You can discover a great diversity of useful plants along our trails during the guided walks. These may last one or two hours, depending on the time and interest of the vistors. Those who are in a rush may see the principal points in half an hour. The walks are led by native guides, biologists and volunteers. During the walk, you will see a large variety of edible, medicinal and cultural plants, together with those used to build homes. You will also learn about the Shuar and Waorani cultures, including their social life, arquitecture, arms and tools. There is also the opportunity to enjoy nature in general, in all its beauty.
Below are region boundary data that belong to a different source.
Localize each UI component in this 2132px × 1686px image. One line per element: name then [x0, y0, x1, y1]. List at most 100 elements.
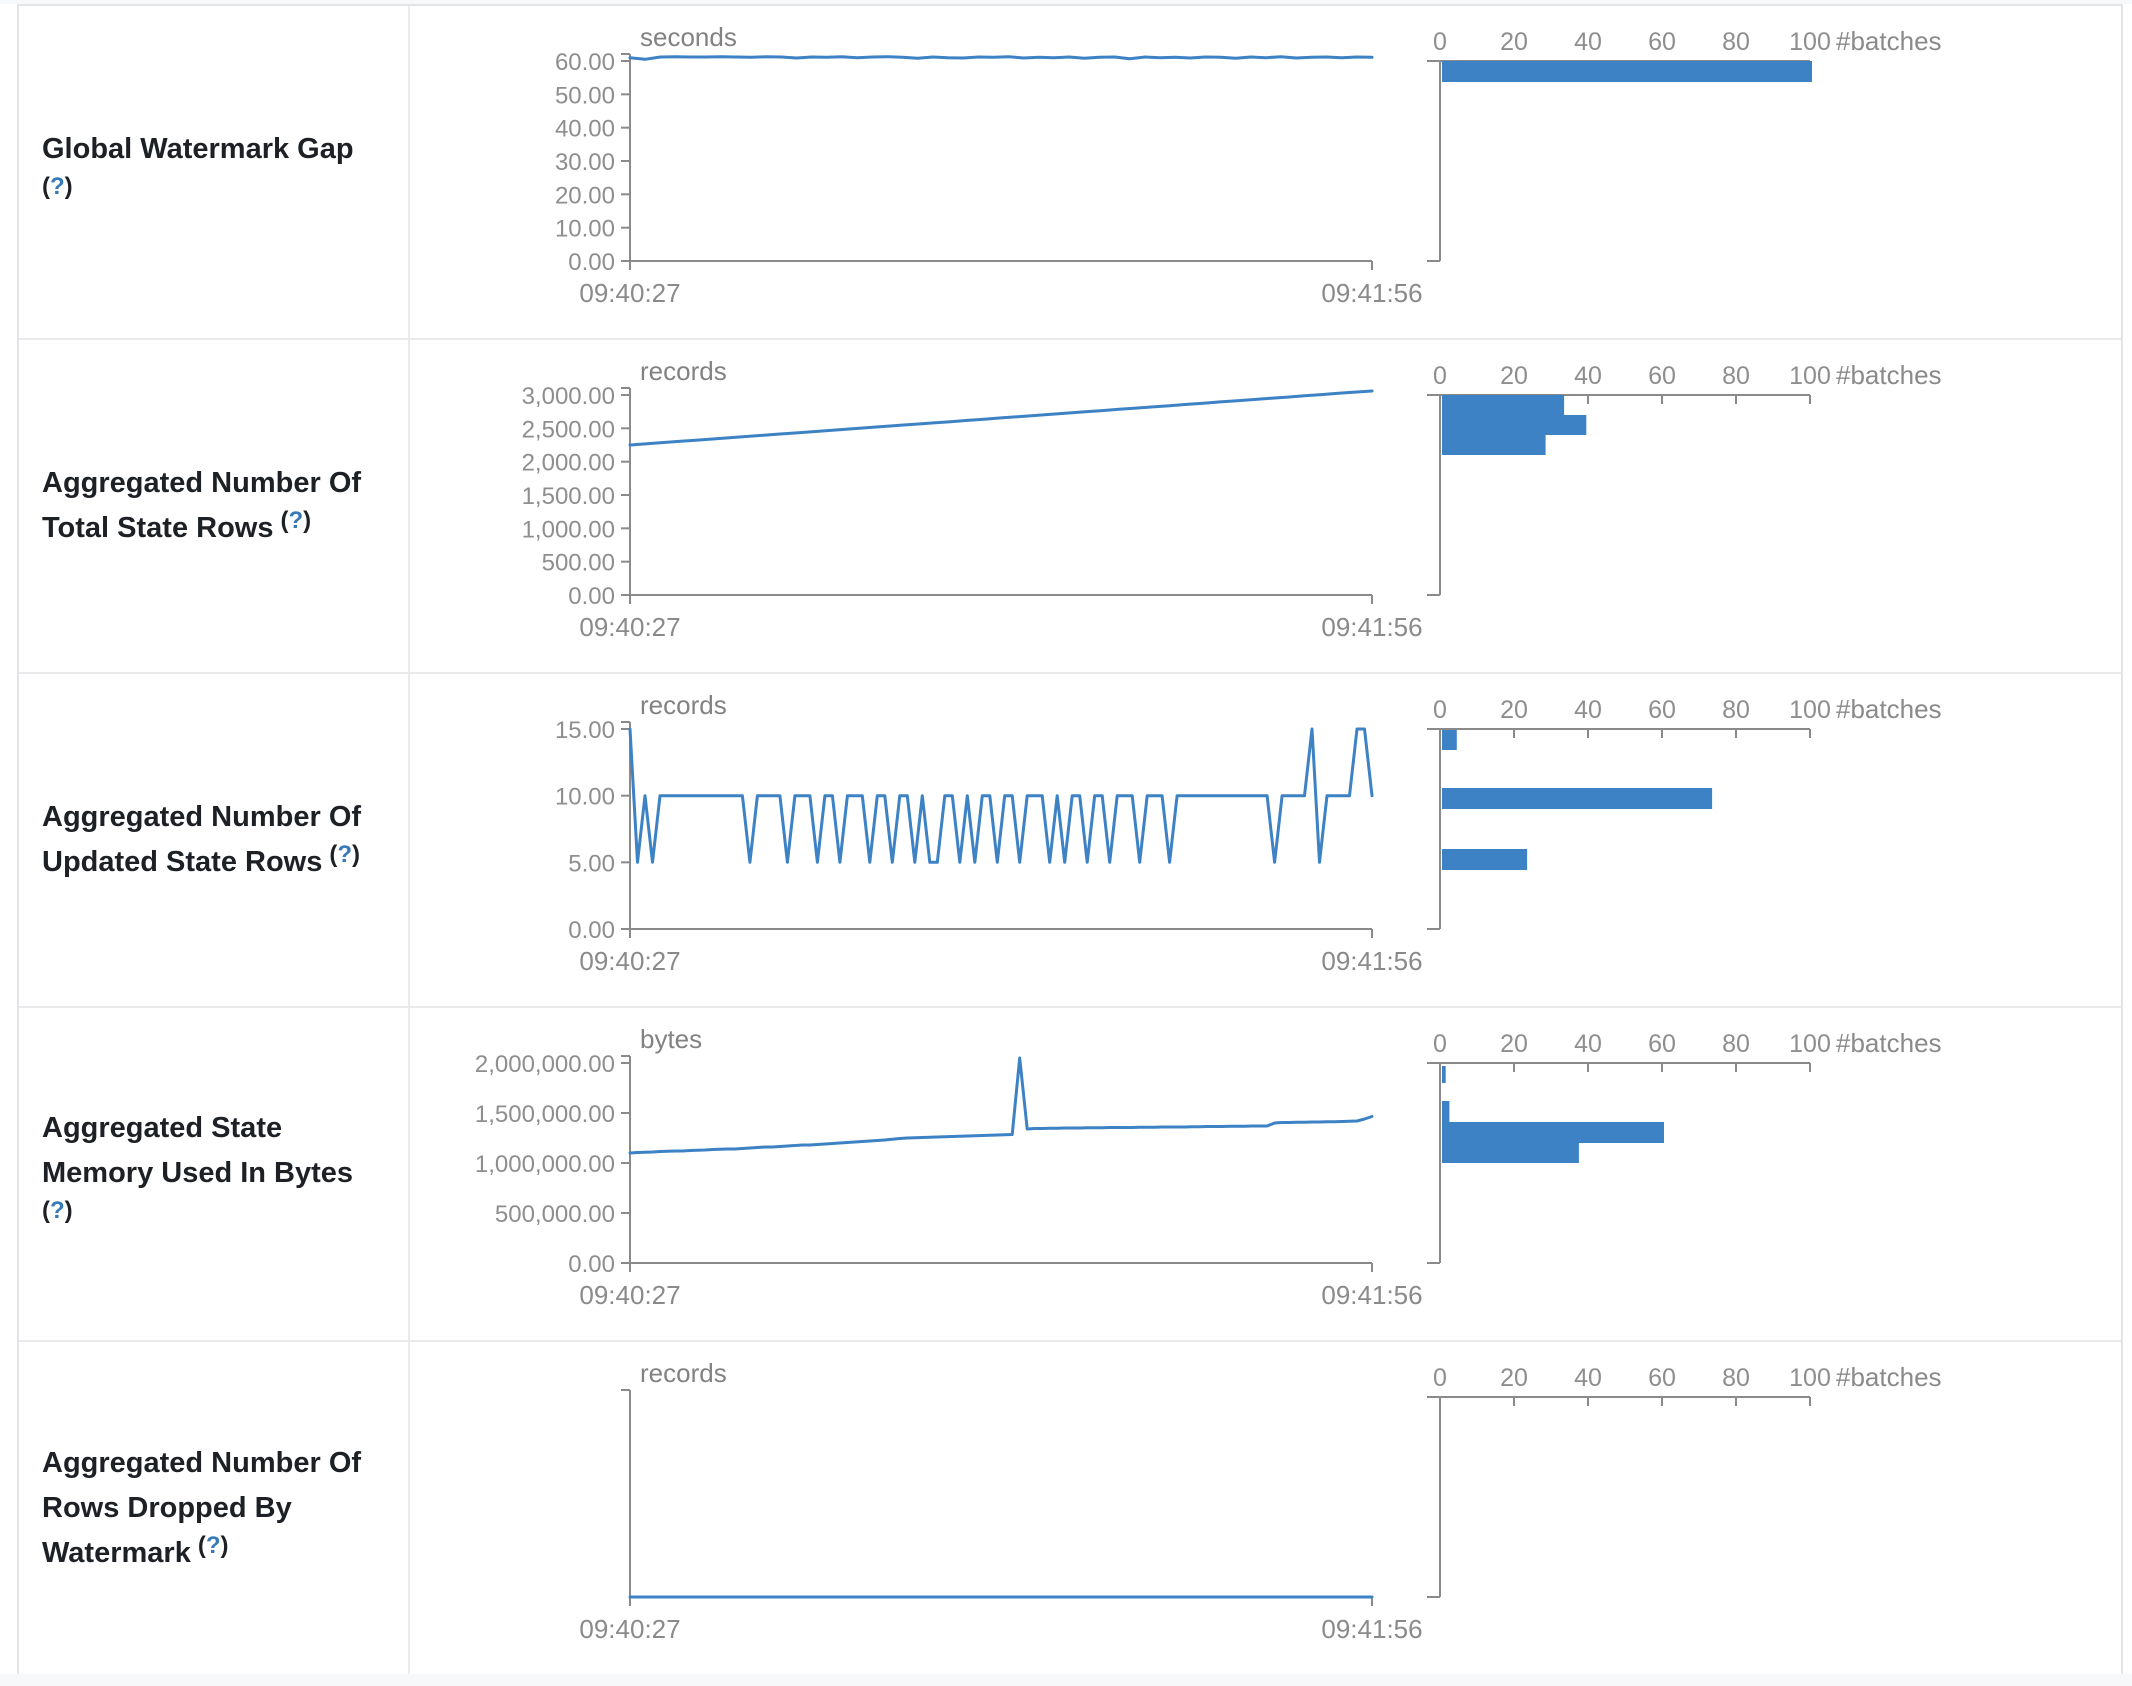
metric-label-line: (?)	[42, 1196, 353, 1242]
batch-axis-tick-label: 60	[1648, 362, 1676, 390]
batch-axis-tick-label: 80	[1722, 1030, 1750, 1058]
metric-label: Aggregated Number Of Updated State Rows (?…	[42, 795, 361, 886]
timeline-unit-label: records	[640, 1358, 727, 1388]
y-axis-tick-label: 20.00	[555, 182, 615, 209]
help-link[interactable]: (?)	[280, 506, 312, 534]
batch-axis-tick-label: 0	[1433, 362, 1447, 390]
metric-row-4: Aggregated Number Of Rows Dropped By Water…	[19, 1342, 2121, 1676]
y-axis-tick-label: 10.00	[555, 216, 615, 243]
metric-label: Aggregated State Memory Used In Bytes (?)	[42, 1106, 353, 1242]
page-bottom-strip	[0, 1674, 2132, 1686]
metric-charts-svg-0: seconds 60.00 50.00 40.00 30.00 20.00 10.00 0.0…	[555, 22, 1942, 308]
metric-row-1: Aggregated Number Of Total State Rows (?) …	[19, 340, 2121, 674]
batch-axis-tick-label: 20	[1500, 362, 1528, 390]
timeline-unit-label: seconds	[640, 22, 737, 52]
question-mark-icon: ?	[50, 172, 65, 200]
batch-axis-tick-label: 100	[1789, 1364, 1831, 1392]
timeline-series-line	[628, 727, 1374, 864]
histogram-bar	[1442, 1122, 1664, 1143]
batch-axis-tick-label: 40	[1574, 28, 1602, 56]
batch-axis-tick-label: 100	[1789, 1030, 1831, 1058]
timeline-unit-label: records	[640, 356, 727, 386]
timeline-chart: records 09:40:27 09:41:56	[579, 1358, 1422, 1644]
histogram-bar	[1442, 730, 1457, 750]
histogram-bar	[1442, 1143, 1579, 1163]
question-mark-icon: ?	[205, 1532, 221, 1559]
histogram-chart: 0 20 40 60 80 100 #batches	[1427, 1362, 1942, 1598]
timeline-series-line	[628, 1056, 1374, 1155]
metric-name-cell: Aggregated Number Of Updated State Rows (?…	[19, 674, 410, 1006]
batch-axis-unit-label: #batches	[1836, 694, 1942, 724]
question-mark-icon: ?	[337, 840, 353, 868]
histogram-bar	[1442, 788, 1713, 809]
x-axis-end-label: 09:41:56	[1321, 278, 1422, 308]
histogram-bar	[1442, 415, 1587, 435]
y-axis-tick-label: 60.00	[555, 49, 615, 76]
batch-axis-tick-label: 20	[1500, 1364, 1528, 1392]
timeline-chart: records 3,000.00 2,500.00 2,000.00 1,500.00 1…	[522, 356, 1423, 642]
metric-row-3: Aggregated State Memory Used In Bytes (?) …	[19, 1008, 2121, 1342]
metric-name-cell: Aggregated State Memory Used In Bytes (?)	[19, 1008, 410, 1340]
metric-label-line: Global Watermark Gap	[42, 132, 354, 165]
batch-axis-tick-label: 60	[1648, 28, 1676, 56]
metric-label-line: Aggregated State	[42, 1112, 283, 1144]
y-axis-tick-label: 40.00	[555, 116, 615, 143]
batch-axis-unit-label: #batches	[1836, 1362, 1942, 1392]
question-mark-icon: ?	[50, 1197, 65, 1224]
y-axis-tick-label: 500,000.00	[495, 1201, 615, 1228]
x-axis-start-label: 09:40:27	[579, 612, 680, 642]
x-axis-end-label: 09:41:56	[1321, 612, 1422, 642]
batch-axis-unit-label: #batches	[1836, 1028, 1942, 1058]
batch-axis-tick-label: 0	[1433, 28, 1447, 56]
y-axis-tick-label: 15.00	[555, 717, 615, 744]
timeline-chart: seconds 60.00 50.00 40.00 30.00 20.00 10.00 0.0…	[555, 22, 1423, 308]
metric-row-2: Aggregated Number Of Updated State Rows (?…	[19, 674, 2121, 1008]
batch-axis-tick-label: 0	[1433, 1364, 1447, 1392]
y-axis-tick-label: 1,000,000.00	[475, 1151, 615, 1178]
x-axis-start-label: 09:40:27	[579, 278, 680, 308]
timeline-unit-label: bytes	[640, 1024, 702, 1054]
histogram-chart: 0 20 40 60 80 100 #batches	[1427, 360, 1942, 596]
metric-chart-cell: bytes 2,000,000.00 1,500,000.00 1,000,000.0…	[410, 1008, 2132, 1340]
histogram-chart: 0 20 40 60 80 100 #batches	[1427, 694, 1942, 930]
metric-name-cell: Global Watermark Gap (?)	[19, 6, 410, 338]
x-axis-start-label: 09:40:27	[579, 1614, 680, 1644]
metric-chart-cell: records 09:40:27 09:41:56 0 20 40 60 80 100 #batc…	[410, 1342, 2132, 1676]
metric-label: Aggregated Number Of Rows Dropped By Water…	[42, 1441, 361, 1577]
histogram-bar	[1442, 1101, 1450, 1122]
metric-row-0: Global Watermark Gap (?) seconds 60.00 50.0…	[19, 6, 2121, 340]
batch-axis-tick-label: 80	[1722, 696, 1750, 724]
y-axis-tick-label: 10.00	[555, 784, 615, 811]
batch-axis-tick-label: 40	[1574, 1364, 1602, 1392]
batch-axis-tick-label: 0	[1433, 696, 1447, 724]
histogram-chart: 0 20 40 60 80 100 #batches	[1427, 26, 1942, 262]
metric-label-line: Updated State Rows (?)	[42, 840, 361, 878]
y-axis-tick-label: 0.00	[568, 583, 615, 610]
help-link[interactable]: (?)	[42, 1197, 73, 1224]
metric-name-cell: Aggregated Number Of Rows Dropped By Water…	[19, 1342, 410, 1676]
y-axis-tick-label: 0.00	[568, 1251, 615, 1278]
timeline-series-line	[628, 389, 1374, 447]
metric-label-line: Aggregated Number Of	[42, 800, 362, 833]
batch-axis-tick-label: 60	[1648, 1030, 1676, 1058]
timeline-unit-label: records	[640, 690, 727, 720]
batch-axis-tick-label: 60	[1648, 696, 1676, 724]
metric-charts-svg-1: records 3,000.00 2,500.00 2,000.00 1,500.00 1…	[522, 356, 1942, 642]
batch-axis-tick-label: 20	[1500, 696, 1528, 724]
metrics-table: Global Watermark Gap (?) seconds 60.00 50.0…	[17, 4, 2123, 1678]
help-link[interactable]: (?)	[329, 840, 361, 868]
metric-label-line: Watermark (?)	[42, 1532, 229, 1569]
histogram-bar	[1442, 1066, 1446, 1083]
y-axis-tick-label: 1,500,000.00	[475, 1101, 615, 1128]
y-axis-tick-label: 50.00	[555, 82, 615, 109]
batch-axis-tick-label: 40	[1574, 696, 1602, 724]
histogram-bar	[1442, 435, 1546, 455]
x-axis-start-label: 09:40:27	[579, 1280, 680, 1310]
help-link[interactable]: (?)	[197, 1532, 229, 1559]
help-link[interactable]: (?)	[42, 172, 73, 200]
batch-axis-tick-label: 0	[1433, 1030, 1447, 1058]
metric-label: Aggregated Number Of Total State Rows (?)	[42, 461, 361, 552]
metric-label-line: Rows Dropped By	[42, 1492, 292, 1524]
Omaere is located on the outskirts of the city of Puyo, along the “Paseo Turístico del Río Puyo,” a trail along the Rio Puyo, to the northeast of the city. To arrive, head out of town towards Tena, but before leaving town, turn right on Calle Cotapaxi at the “Coka” gas station. Follow this street three blocks, to the Malecón del Río Puyo. where you will see statues of women of the seven ethnic groups of Pastaza Province. From here, cross the footbridge over the river, pass by the Hostal El Jardin and Hostal Flor de Canela, and continue 200 meters more until you see the entrance to Parque Etnobotánico Omaere, just before the second large bridge.
Please bring an umbrella or raincoat, because it rains frequently in Puyo. In fact, Puyo means cloud or mist in the local Kichwa language.